27 aprile, 2010

Nuota.

E' una barca di carta, come fai ad attraversare il mare. Ci provo, alla fine, ci riuscirò, magari. Io non amo le tempeste e il mare forte, mi fanno paura ogni volta, ne incontro poche, in realtà, c'è tutto un equilibrio dietro, un lavoro di cesello, si fanno conti e previsioni e si decide che cosa fare o non fare, per non trovare le onde troppo alte e il vento troppo forte che ti prende a schiaffi, e a stare male, no grazie,  ci sono già stata abbastanza, direi. Così, la tempesta di silenzio arriva dopo quella delle urla e delle cose sbattute per terra, e non c'è meteo o previsione che te la possa far presagire, un attimo fa era così, e adesso è cosà, vacci a capire qualcosa. Ma io non riesco, non riesco più. A nuotare sono brava, eppure queste onde mi trascinano via, e non è come giocarci con la tavola o il materassino blu e rosso, queste ti tirano sotto e ti fanno annegare, ti riempiono gli occhi di acqua salata e alghe e sabbia e sassi e vetri a pezzi, gli stessi che senti adesso, a camminarci sopra, e nuota e nuota, e mettici tutta la forza che hai, ovunque bollicine e gorgoglii, il rumore del mare nelle orecchie è una musica morbida e crudele insieme, resisti, si nuota a dorso quando sei stanco, si sbattono poco le gambe per recuperare energia, coraggio, e nuota e nuota, eri bravina, anni fa, hai tutte quelle medaglie, nessuno a vederti, ma tu a nuotare e nuotare, e a vincere, su tutti e arrivare e attaccarti al bordo e guardare in alto, che lisce le piastrelle delle piscine, ma questo non è piscina, questo è mare, questo è oceano rabbioso, è tempesta perfetta, sono metri e metri di acqua cattiva, e sporca, e avvelentata,  nuota, nuota forte, che alla fine qualcuno verrà a salvarti, c'è una barca laggiù, si vede da qui, ti salverà. Illùditi, bambina, nessuno mai è stato salvato dalla rabbia dell'oceano impazzito da una stupida barca di carta.

26 aprile, 2010

E' giù di voce.

Perciò, tutta la faccenda slitta al 10 maggio. 
peccato, ero già tutta infularmata, ed infularmate erano le mie amiche, che come me non vedevano l'ora.
Ma Egli c'ha mal di gola.
Che faccio, gli mando un vaso di miele d'acacia?
Save the date, 10 maggio prossimo venturo. Le cose belle, si sa, tortuose son da raggiungere.

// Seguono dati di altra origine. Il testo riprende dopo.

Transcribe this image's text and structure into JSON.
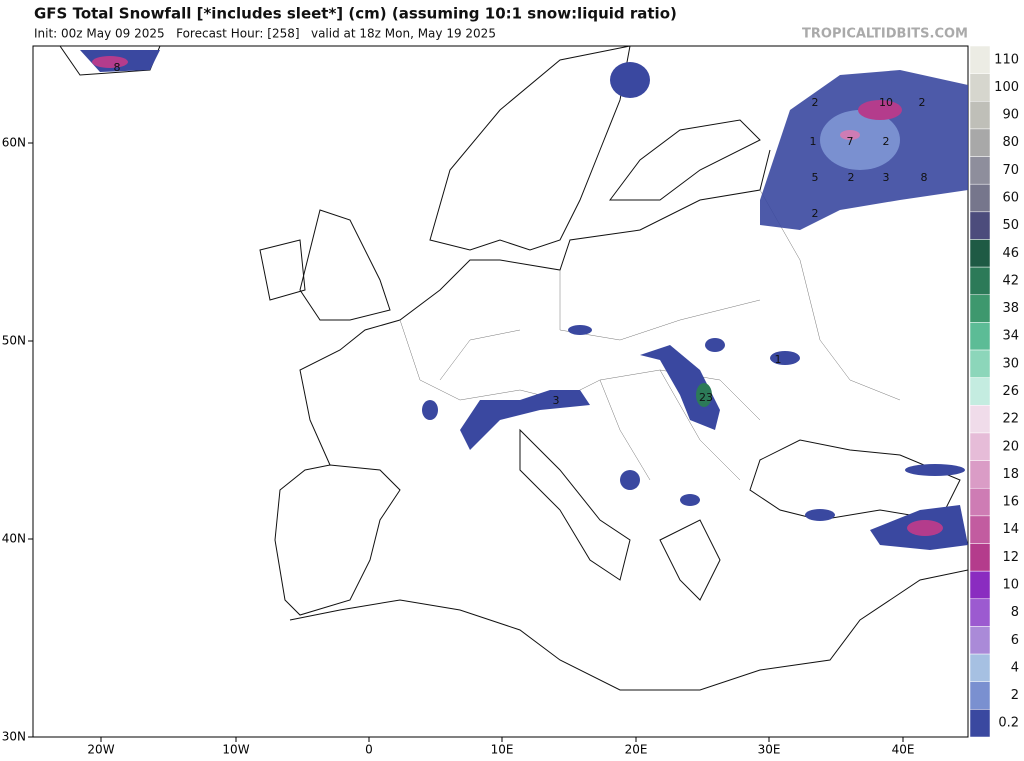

Lost in traslation: Infularmato. Aggettivo qualificativo per indicare una situazione di eccitazione, di agitazione bonaria, tipico atteggiamento femminile prima di un evento.

E poi, stasera.

Davvero?
Sì, non racconto bugie.
E che succede?
Nulla, leggono una pagina della Fragole.
E lo chiami nulla?
Ma no, dicevo per dire.
E cosa leggeranno?
Sorpresa.
Allora mi sintonizzo.
Ecco, fai bene, sarà bello sentir leggere una cosa che ho scritto, e mica da uno qualsiasi.
E da chi?
Non lo so.
Informatissima, vedo.
So che è un doppiatore RAI.
Ah.
Già.
E a che ora?
Mezzanotte, o giù di lì.
E se dormo?
E se dormi, sulle Fragole, domani.
Ah, ecco.
Eh già.
Ma sai dire solo Eh Già?
No, dicevo per dire.

Carciofi e rose.

Tutto così. Carciofi e rose, ortaggi e fiori, mi sembra il minimo. C'è un sole stanco e profumo di buono che entra dalla finestra spalancata. Il giusto disordine del lunedì mattina, pensieri buttati lì, come la felpa sulla poltrona, pensieri che dici, No, Scusate, Stamattina Non Ne Ho Voglia di Voi, eppure no, arrivano e si installano lì, si accomodano per bene e guai a schiodarli, a grattarli via, come si fa con le goccioline di vernice dai jeans,  a pitturar le scatole per Cuore di Maglia ci si inzàcchera piuttosto, non sono male i jeans a pallini violetti, personalissimi, direi. E' una mattina in cui potrebbe succedere la qualunque anche se tu non hai voglia che succeda un bel niente, e te ne stai lì indecisa e rimbambita, e ti dici, ma che andasse tutto al diavolo, e ti metti a innaffiare i fiorini viola del davanzale, a sentire la radio, a stirare la tenda del salone, quella con la scritta, ad iniziare cinquanta lavori e non terminarne nessuno, è ancora così presto, tempo ce n'è. E' un lunedì in cui accadranno cose, se ne compiranno altre, magari no ma va bene uguale, sarò io a dar la piega giusta a una giornata come questa, che non piove finalmente, che i fiori e il prato e le cose belle, e altre meno, ma chemmimporta, carciofi e rose nel vaso della cucina, sacro e profano, ortaggi e fiori, le spine le han le rose,  e i carciofi invece no. Ma dai, ma guarda, non ci avevo pensato.

23 aprile, 2010

Erba strappata.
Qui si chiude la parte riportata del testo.